Diversas minas de ouro ao redor do mundo se destacam pela produção e pela influência econômica no setor. O levantamento abaixo reúne informações sobre as maiores minas, suas operações e capacidades.

Entre as maiores, a Nevada Gold, situadas no estado norte‑americano de mesmo nome, é operada pela Barrick Gold Corporation, empresa canadense. A mina foi formada em 1º de julho de 2019 e conta com 10 deflagrações subterrâneas, 12 a céu aberto e instalações correlatas, com produção estimada em 94 toneladas.

A descoberta da Muruntau ocorreu em 1958 no deserto de Kyzyl Kum, Uzbequistão. A mina começou a operar em 1967 e hoje é a maior a céu aberto do mundo, com 579 metros de profundidade, ocupando a quinta posição em profundidade global. A produção é de 85 toneladas.

A Grasberg, na Papua Ocidental, Indonésia, figura como terceira maior mina de cobre do mundo e também é uma grande produtora de ouro. Localizada no interior de Nova Guiné, a mina fica a quase 4 mil metros acima do nível do mar e produz cerca de 41 toneladas de ouro. É operada pela Freeport-McMoRan.

A Olimpíada, localizada na Rússia e operada pela Polyus Mining, processa o minério extraído em três moinhos com capacidade anual superior a 14 milhões de toneladas. A tecnologia de bio-oxidação BIONORD é utilizada para tratar sulfetos. A produção de ouro atinge 34 toneladas.

A Pueblo Viejo está na República Dominicana e é operada pela Barrick em parceria com a Newmont. A produção anual chega a 23 toneladas, com aproximadamente 2.350 funcionários próprios e 2.500 contratados. As atividades respondem por 2% do PIB dominicano.

A Kibali fica na República Democrática do Congo, sob operação da Barrick. A planta de sulfeto e óxido processa 7,2 milhões de toneladas por ano, integrada a três usinas hidrelétricas de 44 MW cada e a um gerador térmico reserva de 32 MW. A produção é de 23 toneladas.

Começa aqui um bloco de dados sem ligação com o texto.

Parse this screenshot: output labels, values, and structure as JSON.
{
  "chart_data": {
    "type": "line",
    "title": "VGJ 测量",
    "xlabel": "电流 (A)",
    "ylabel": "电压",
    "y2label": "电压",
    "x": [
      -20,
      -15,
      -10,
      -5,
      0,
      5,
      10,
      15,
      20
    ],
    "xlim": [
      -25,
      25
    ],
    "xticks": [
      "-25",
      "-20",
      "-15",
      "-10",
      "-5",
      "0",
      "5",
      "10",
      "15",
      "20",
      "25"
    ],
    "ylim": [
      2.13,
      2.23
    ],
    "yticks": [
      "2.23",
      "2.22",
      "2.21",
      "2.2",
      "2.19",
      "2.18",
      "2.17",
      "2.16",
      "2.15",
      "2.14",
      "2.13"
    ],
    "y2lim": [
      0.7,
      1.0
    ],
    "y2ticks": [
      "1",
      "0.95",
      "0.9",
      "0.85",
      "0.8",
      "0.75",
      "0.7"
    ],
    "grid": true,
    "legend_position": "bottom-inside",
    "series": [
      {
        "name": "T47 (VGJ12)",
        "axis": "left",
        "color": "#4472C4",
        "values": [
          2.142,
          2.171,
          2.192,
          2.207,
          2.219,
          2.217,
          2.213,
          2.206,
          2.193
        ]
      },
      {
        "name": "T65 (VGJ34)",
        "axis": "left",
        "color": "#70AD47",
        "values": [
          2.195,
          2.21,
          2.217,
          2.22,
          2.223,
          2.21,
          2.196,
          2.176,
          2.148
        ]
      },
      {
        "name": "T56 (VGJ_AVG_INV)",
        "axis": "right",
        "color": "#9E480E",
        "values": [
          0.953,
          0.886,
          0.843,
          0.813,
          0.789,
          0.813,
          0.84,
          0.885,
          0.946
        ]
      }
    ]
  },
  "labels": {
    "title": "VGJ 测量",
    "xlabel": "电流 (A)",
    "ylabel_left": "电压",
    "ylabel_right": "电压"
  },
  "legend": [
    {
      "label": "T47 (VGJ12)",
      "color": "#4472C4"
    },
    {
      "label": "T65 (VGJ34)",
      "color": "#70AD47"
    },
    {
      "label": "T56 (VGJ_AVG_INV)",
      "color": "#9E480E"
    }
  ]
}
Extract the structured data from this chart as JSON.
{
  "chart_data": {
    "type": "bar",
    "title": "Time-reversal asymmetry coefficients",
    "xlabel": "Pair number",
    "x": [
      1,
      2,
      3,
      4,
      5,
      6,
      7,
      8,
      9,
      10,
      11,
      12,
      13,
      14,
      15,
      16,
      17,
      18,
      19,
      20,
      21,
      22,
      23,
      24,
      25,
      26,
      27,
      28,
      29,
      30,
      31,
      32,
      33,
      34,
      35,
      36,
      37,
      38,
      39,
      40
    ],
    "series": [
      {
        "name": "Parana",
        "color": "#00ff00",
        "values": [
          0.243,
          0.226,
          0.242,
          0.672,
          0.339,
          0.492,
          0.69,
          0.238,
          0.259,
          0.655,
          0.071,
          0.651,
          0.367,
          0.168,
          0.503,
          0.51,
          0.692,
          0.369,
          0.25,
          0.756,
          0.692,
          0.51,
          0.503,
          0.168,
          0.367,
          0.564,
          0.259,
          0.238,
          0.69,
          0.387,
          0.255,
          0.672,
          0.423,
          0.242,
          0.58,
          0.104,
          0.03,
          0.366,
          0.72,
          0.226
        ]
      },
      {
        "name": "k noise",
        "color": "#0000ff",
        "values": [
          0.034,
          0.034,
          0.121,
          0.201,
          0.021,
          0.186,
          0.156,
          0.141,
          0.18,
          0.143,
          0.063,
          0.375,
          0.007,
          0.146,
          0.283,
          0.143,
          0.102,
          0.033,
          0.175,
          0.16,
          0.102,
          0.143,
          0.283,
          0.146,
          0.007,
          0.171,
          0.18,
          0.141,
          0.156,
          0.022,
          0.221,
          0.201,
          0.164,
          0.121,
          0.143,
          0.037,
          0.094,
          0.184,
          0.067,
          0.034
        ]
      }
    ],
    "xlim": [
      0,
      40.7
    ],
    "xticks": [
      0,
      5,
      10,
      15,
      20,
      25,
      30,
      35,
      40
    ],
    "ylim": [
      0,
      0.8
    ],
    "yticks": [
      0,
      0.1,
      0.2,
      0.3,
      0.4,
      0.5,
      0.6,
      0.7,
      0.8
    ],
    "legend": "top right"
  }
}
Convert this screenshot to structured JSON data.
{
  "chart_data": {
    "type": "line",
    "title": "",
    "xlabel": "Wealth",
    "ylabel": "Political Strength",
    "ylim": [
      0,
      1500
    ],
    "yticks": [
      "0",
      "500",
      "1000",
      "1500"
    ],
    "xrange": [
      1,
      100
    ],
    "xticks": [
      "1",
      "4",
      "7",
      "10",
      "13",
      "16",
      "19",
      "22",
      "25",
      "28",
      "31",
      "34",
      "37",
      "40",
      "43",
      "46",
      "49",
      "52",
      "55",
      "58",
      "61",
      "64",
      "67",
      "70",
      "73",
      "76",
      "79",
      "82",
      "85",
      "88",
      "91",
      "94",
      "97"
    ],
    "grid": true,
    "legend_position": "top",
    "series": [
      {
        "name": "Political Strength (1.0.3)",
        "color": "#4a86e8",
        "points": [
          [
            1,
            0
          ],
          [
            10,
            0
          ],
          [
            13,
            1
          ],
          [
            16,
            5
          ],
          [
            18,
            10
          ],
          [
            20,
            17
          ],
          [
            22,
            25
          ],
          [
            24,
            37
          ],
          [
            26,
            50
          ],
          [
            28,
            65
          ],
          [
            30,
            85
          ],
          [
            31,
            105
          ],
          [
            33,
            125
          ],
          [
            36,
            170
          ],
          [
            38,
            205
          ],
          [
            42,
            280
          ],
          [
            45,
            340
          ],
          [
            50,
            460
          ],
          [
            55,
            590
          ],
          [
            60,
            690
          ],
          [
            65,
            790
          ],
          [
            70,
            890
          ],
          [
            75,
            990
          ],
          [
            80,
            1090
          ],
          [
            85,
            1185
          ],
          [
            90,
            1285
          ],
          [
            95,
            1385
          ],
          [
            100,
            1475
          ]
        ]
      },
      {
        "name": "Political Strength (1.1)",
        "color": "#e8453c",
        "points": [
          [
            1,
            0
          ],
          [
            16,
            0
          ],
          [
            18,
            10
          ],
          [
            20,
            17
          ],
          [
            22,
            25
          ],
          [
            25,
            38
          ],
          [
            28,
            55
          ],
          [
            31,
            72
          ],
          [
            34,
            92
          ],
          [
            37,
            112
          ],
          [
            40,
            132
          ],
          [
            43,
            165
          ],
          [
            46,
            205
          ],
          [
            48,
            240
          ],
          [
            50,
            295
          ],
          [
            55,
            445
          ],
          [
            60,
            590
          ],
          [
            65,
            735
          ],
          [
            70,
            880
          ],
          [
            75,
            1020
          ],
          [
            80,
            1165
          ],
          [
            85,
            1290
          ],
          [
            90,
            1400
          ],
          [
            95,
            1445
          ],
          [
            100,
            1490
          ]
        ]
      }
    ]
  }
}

Cadia é uma mina australiana operada pela Newcrest Mining, com produção de 23 toneladas. A operação passou por ajustes para reduzir a poeira, conforme a Autoridade Estadual de Proteção Ambiental (EPA).

A Lihir, também na Papua Nova Guiné e operada pela Newcrest, tem produção de 20 toneladas. Localizada em área de atividade geotérmica intensa, a Mina exigiu grandes aberturas no solo para aliviar a pressão subterrânea.

A Canadian Malartic, no Canadá, começou a operar em 2014 e é operada pela própria empresa, a Canadian Malartic. A produção anual de ouro é de 20 toneladas. O depósito foi descoberto em 1923 e passou a mineração comercial em 2011; desde 2014, a propriedade é compartilhada pela Agnico-Eagle Mines e pela Yamana Gold.

A Boddington, maior mina de ouro da Austrália, é operada pela Newmont Corporation. A produção é de 20 toneladas, com projeção de manter a extração por cerca de 15 anos, diante de estimativas de estoque.

Outros pontos do setor apontam ainda a prática de tokenização como forma de reduzir barreiras de entrada para o ouro, permitindo compras menores e mais gerenciáveis. A tecnologia facilita investimentos com maior liquidez.

Mesmo com o ouro sendo uma reserva de valor estável, sua valorização pode variar em crises econômicas. Em momentos de turbulência, adquirir ouro pode não ser o melhor movimento após o término da crise.